Lectura del Evangelio según San Lucas 10:25-37
Se levantó un maestro de la ley para poner a prueba a Jesús y le dijo:
“Maestro, ¿qué debo hacer para heredar la vida eterna?”
Jesús le dijo: “¿Qué está escrito en la ley?
¿Cómo lees?”
Él respondió:
“Amarás al Señor, tu Dios,
con todo tu corazón,
con toda tu alma,
con todas tus fuerzas,
y con toda tu mente,
y a tu prójimo como a ti mismo.”
Jesús le dijo: “Has respondido correctamente;
haz esto y vivirás.”
Pero él, queriendo justificarse, le preguntó a Jesús:
“¿Y quién es mi prójimo?”
Jesús respondió:
“Un hombre bajaba de Jerusalén a Jericó y cayó en manos de ladrones;
lo despojaron, lo golpearon y se fueron, dejándolo medio muerto.
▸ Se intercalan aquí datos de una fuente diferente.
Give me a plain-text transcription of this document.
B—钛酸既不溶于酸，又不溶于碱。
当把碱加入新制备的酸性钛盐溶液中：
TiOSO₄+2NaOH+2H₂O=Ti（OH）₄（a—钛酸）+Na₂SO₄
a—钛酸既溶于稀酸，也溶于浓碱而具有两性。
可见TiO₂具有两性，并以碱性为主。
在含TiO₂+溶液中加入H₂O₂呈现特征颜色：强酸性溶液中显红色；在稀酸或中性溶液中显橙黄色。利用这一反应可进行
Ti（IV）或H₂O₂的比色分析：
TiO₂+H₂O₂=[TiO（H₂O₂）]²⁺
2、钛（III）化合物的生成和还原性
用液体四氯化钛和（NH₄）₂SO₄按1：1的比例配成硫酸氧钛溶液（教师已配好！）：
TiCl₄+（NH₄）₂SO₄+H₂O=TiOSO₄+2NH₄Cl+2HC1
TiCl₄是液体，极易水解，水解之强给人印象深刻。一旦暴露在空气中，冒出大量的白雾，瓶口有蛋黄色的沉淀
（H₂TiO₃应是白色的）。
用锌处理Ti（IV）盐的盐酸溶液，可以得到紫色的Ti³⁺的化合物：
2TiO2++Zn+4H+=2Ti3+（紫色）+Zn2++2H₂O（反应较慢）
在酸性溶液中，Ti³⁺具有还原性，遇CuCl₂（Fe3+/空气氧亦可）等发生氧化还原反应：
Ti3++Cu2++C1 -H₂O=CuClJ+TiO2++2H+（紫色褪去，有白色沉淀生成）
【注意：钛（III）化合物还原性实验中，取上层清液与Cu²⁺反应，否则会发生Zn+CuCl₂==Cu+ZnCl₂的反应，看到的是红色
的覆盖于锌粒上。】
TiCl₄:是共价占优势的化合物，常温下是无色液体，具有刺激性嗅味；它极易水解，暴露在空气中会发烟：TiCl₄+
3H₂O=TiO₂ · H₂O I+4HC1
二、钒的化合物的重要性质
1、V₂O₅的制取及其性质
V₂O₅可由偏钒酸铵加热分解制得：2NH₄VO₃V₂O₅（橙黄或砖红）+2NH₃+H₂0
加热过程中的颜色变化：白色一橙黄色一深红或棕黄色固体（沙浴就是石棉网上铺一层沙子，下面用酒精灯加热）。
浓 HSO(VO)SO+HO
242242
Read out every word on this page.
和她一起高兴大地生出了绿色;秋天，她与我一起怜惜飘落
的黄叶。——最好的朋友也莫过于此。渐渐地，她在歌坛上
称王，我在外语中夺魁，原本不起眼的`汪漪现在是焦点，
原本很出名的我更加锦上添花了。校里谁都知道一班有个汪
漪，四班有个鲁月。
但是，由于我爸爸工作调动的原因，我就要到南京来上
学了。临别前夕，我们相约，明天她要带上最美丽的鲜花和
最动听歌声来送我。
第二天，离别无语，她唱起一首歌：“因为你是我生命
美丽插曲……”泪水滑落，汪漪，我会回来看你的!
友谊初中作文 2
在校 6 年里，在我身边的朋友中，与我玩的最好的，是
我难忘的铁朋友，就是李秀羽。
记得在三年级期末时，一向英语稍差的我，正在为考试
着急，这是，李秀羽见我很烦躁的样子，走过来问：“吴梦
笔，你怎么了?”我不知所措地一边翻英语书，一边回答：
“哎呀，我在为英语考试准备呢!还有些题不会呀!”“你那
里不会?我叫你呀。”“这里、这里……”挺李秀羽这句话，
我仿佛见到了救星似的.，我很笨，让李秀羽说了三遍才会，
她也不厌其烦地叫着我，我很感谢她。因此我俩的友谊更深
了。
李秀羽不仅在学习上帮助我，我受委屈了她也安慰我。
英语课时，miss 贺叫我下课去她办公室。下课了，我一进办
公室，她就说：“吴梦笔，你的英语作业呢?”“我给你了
Sucedió que un sacerdote iba bajando por aquel camino,
y al verlo, pasó de largo por el otro lado.
Asimismo, un levita llegó a aquel lugar,
y al verlo, pasó de largo por el otro lado.
Pero un samaritano que iba de viaje, al verlo, se conmovió.
Se acercó al herido,
y le echó aceite y vino en sus heridas, y las vendó.
Luego lo subió a su propia cabalgadura,
y lo llevó a un mesón, y cuidó de él.
Al día siguiente sacó dos denarios y se los dio al posadero, y le dijo:
‘Cuida de él;
y si gastas algo más, yo te lo pagaré a la vuelta.’
¿Cuál de estos tres te parece que fue el prójimo del que cayó en manos de los ladrones?”
Él respondió: “El que tuvo misericordia de él.”
Jesús le dijo: “Ve y haz tú lo mismo.”
Palabra del Señor.
Gloria a ti, Señor Jesús.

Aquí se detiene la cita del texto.